Dehradun: Young tigers become major concern for officials at Rajaji

  • Nihi Sharma Sahani, Hindustan Times, Dehradun
  • Updated: Sep 25, 2015 16:43 IST
Two sub-adult tigers, less than 2 years in age, have injured over a dozen cattle and buffaloes at the Shyampur range. (HT file photo)

To avoid man-animal conflict in Shyampur range which falls in the buffer zone of Rajaji Tiger Reserve (RTR) in Haridwar district, scientists have suggested long-term planning and relocation of families living in the area.

Two sub-adult tigers, less than 2 years in age, have injured over a dozen cattle and buffaloes at the Shyampur range. Wildlife Institute of India (WII) cameras trapped these young tigers ‘in action’ which has created panic among more than 200 Gujjar families residing in the area.

“Shyampur range extends till 80-90 sqkm of area. As it is adjoining core area of Rajaji, certainly tigers will move there. We cannot translocate every tiger that enters the range. Therefore, we need to work on a long-term plan. There are more than 200 Gujjar families that should be relocated somewhere else to conserve tiger habitat,” Bivash Pandav, scientist at WII, told Hindustan Times.

The reserve is spread across 1075 sqkm of which 720 sqkm is core area and remaining 355 sqkm is buffer area. Presently, nearly 13 tigers inhabit the reserve with two in the western part and 11 in eastern part.

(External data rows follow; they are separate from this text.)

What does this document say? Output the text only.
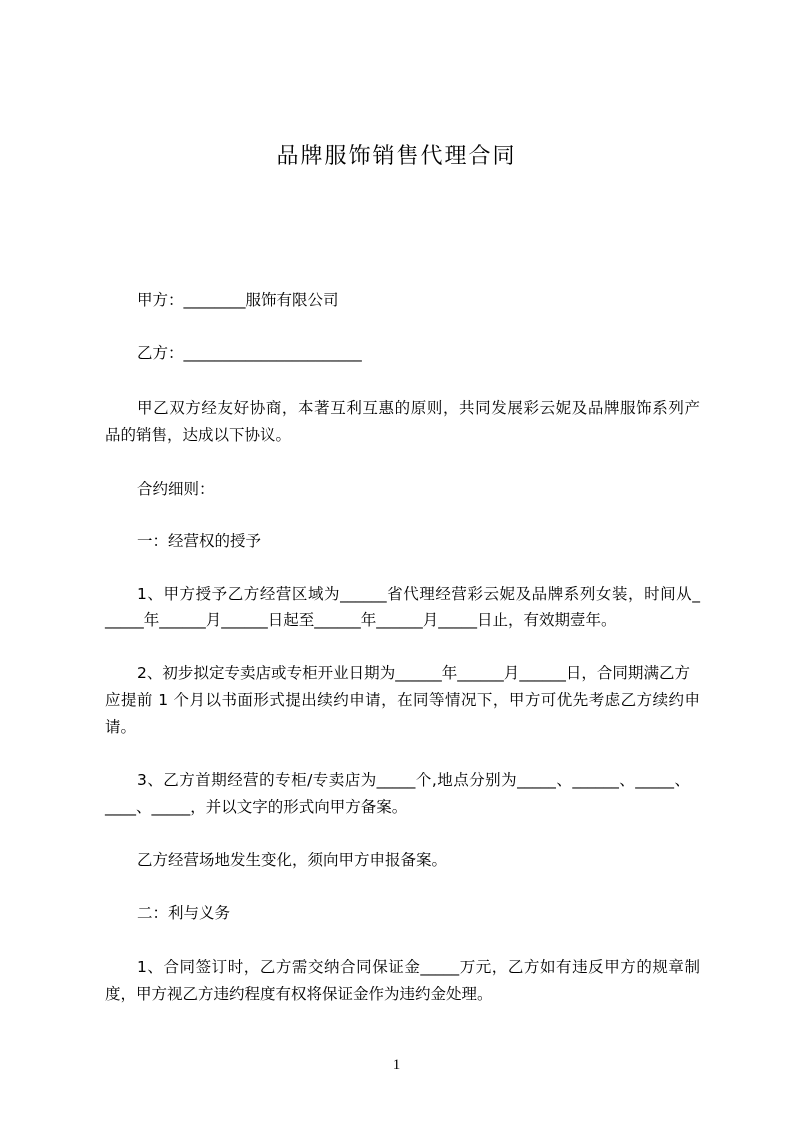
品牌服饰销售代理合同
甲方：________服饰有限公司
乙方：_______________________
甲乙双方经友好协商，本著互利互惠的原则，共同发展彩云妮及品牌服饰系列产
品的销售，达成以下协议。
合约细则：
一：经营权的授予
1、甲方授予乙方经营区域为______省代理经营彩云妮及品牌系列女装，时间从_
_____年______月______日起至______年______月_____日止，有效期壹年。
2、初步拟定专卖店或专柜开业日期为______年______月______日，合同期满乙方
应提前 1 个月以书面形式提出续约申请，在同等情况下，甲方可优先考虑乙方续约申
请。
3、乙方首期经营的专柜/专卖店为_____个,地点分别为_____、______、_____、
____、_____，并以文字的形式向甲方备案。
乙方经营场地发生变化，须向甲方申报备案。
二：利与义务
1、合同签订时，乙方需交纳合同保证金_____万元，乙方如有违反甲方的规章制
度，甲方视乙方违约程度有权将保证金作为违约金处理。
1
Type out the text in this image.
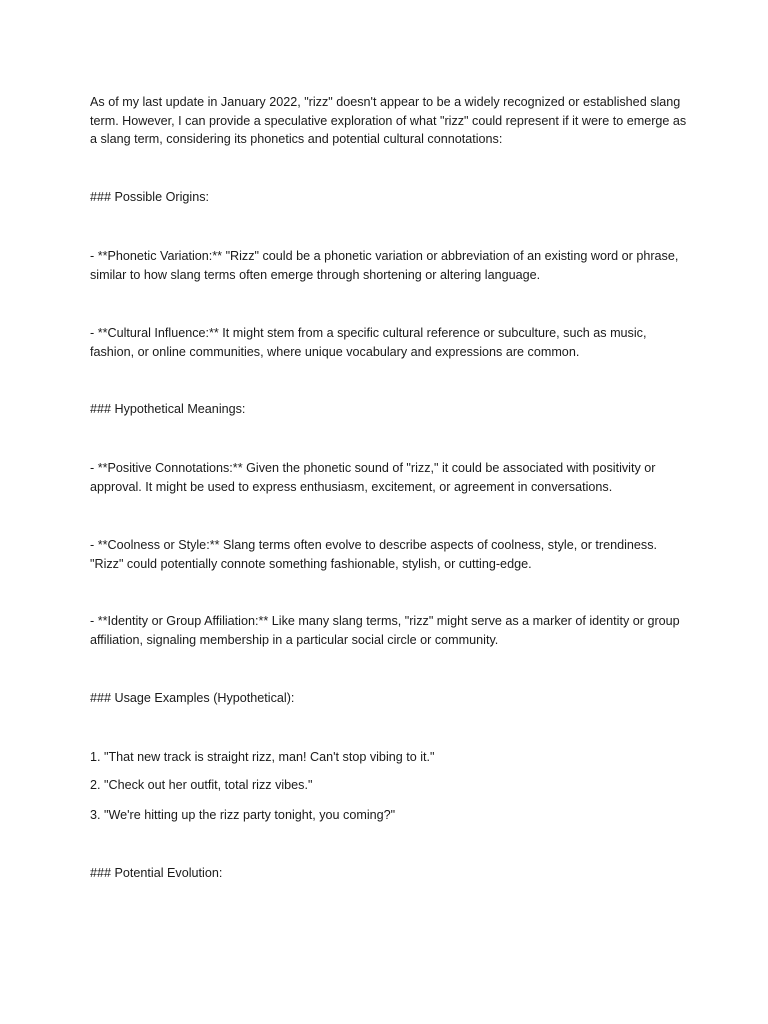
As of my last update in January 2022, "rizz" doesn't appear to be a widely recognized or established slang term. However, I can provide a speculative exploration of what "rizz" could represent if it were to emerge as a slang term, considering its phonetics and potential cultural connotations:

### Possible Origins:

- **Phonetic Variation:** "Rizz" could be a phonetic variation or abbreviation of an existing word or phrase, similar to how slang terms often emerge through shortening or altering language.

- **Cultural Influence:** It might stem from a specific cultural reference or subculture, such as music, fashion, or online communities, where unique vocabulary and expressions are common.

### Hypothetical Meanings:

- **Positive Connotations:** Given the phonetic sound of "rizz," it could be associated with positivity or approval. It might be used to express enthusiasm, excitement, or agreement in conversations.

- **Coolness or Style:** Slang terms often evolve to describe aspects of coolness, style, or trendiness. "Rizz" could potentially connote something fashionable, stylish, or cutting-edge.

- **Identity or Group Affiliation:** Like many slang terms, "rizz" might serve as a marker of identity or group affiliation, signaling membership in a particular social circle or community.

### Usage Examples (Hypothetical):

1. "That new track is straight rizz, man! Can't stop vibing to it."

2. "Check out her outfit, total rizz vibes."

3. "We're hitting up the rizz party tonight, you coming?"

### Potential Evolution:
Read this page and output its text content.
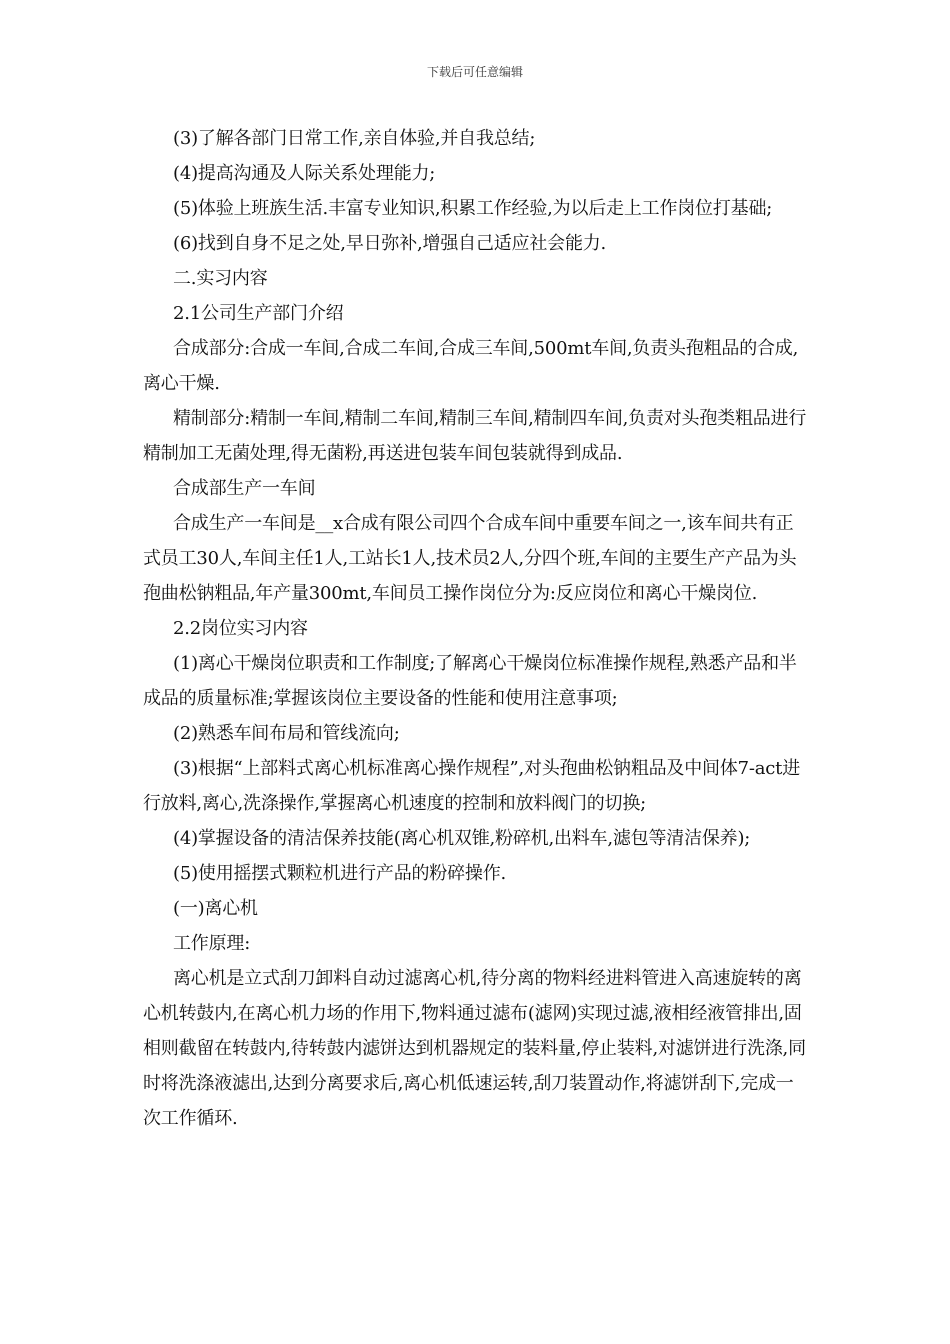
下载后可任意编辑

(3)了解各部门日常工作,亲自体验,并自我总结;

(4)提高沟通及人际关系处理能力;

(5)体验上班族生活.丰富专业知识,积累工作经验,为以后走上工作岗位打基础;

(6)找到自身不足之处,早日弥补,增强自己适应社会能力.

二.实习内容

2.1公司生产部门介绍

合成部分:合成一车间,合成二车间,合成三车间,500mt车间,负责头孢粗品的合成,离心干燥.

精制部分:精制一车间,精制二车间,精制三车间,精制四车间,负责对头孢类粗品进行精制加工无菌处理,得无菌粉,再送进包装车间包装就得到成品.

合成部生产一车间

合成生产一车间是__x合成有限公司四个合成车间中重要车间之一,该车间共有正式员工30人,车间主任1人,工站长1人,技术员2人,分四个班,车间的主要生产产品为头孢曲松钠粗品,年产量300mt,车间员工操作岗位分为:反应岗位和离心干燥岗位.

2.2岗位实习内容

(1)离心干燥岗位职责和工作制度;了解离心干燥岗位标准操作规程,熟悉产品和半成品的质量标准;掌握该岗位主要设备的性能和使用注意事项;

(2)熟悉车间布局和管线流向;

(3)根据“上部料式离心机标准离心操作规程”,对头孢曲松钠粗品及中间体7-act进行放料,离心,洗涤操作,掌握离心机速度的控制和放料阀门的切换;

(4)掌握设备的清洁保养技能(离心机双锥,粉碎机,出料车,滤包等清洁保养);

(5)使用摇摆式颗粒机进行产品的粉碎操作.

(一)离心机

工作原理:

离心机是立式刮刀卸料自动过滤离心机,待分离的物料经进料管进入高速旋转的离心机转鼓内,在离心机力场的作用下,物料通过滤布(滤网)实现过滤,液相经液管排出,固相则截留在转鼓内,待转鼓内滤饼达到机器规定的装料量,停止装料,对滤饼进行洗涤,同时将洗涤液滤出,达到分离要求后,离心机低速运转,刮刀装置动作,将滤饼刮下,完成一次工作循环.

Pandav said according to the National Tiger Conservation Authority (NTCA) guidelines, core areas of tiger reserves should be free from human intervention. However, in buffer areas, co-existence could be achieved.

During a visit to the range, he talked to the Gujjar families who said they were ready to relocate. However, it is now the responsibility of the state government to identify land for their relocation.

“Certainly, relocation is a very serious and difficult process. The government should start a dialogue with the existing families. I know they are ready to relocate. We need long-term planning so that even if Rajaji tigers are coming towards buffer areas, they shouldn’t be threatened with human presence,” Pandav added.

He said there was a possibility of presence of more tigers in Shyampur range. When the scientists started camera trapping in August, one tigress and two cubs were photographed.

Digvijay Singh Khati, chief wildlife warden, had suggested translocation of cubs before they fall prey to wildlife crime like poisoning and poaching. The scientists had accepted the decision as a short-term solution.

“We are serious about the issue. I have asked the core committee of reserve to send in recommendations for short-term and long-term planning. We need to adopt a positive approach towards this issue. Shyampur is heavily populated and the security of tigers is our deep concern,” Khati old HT.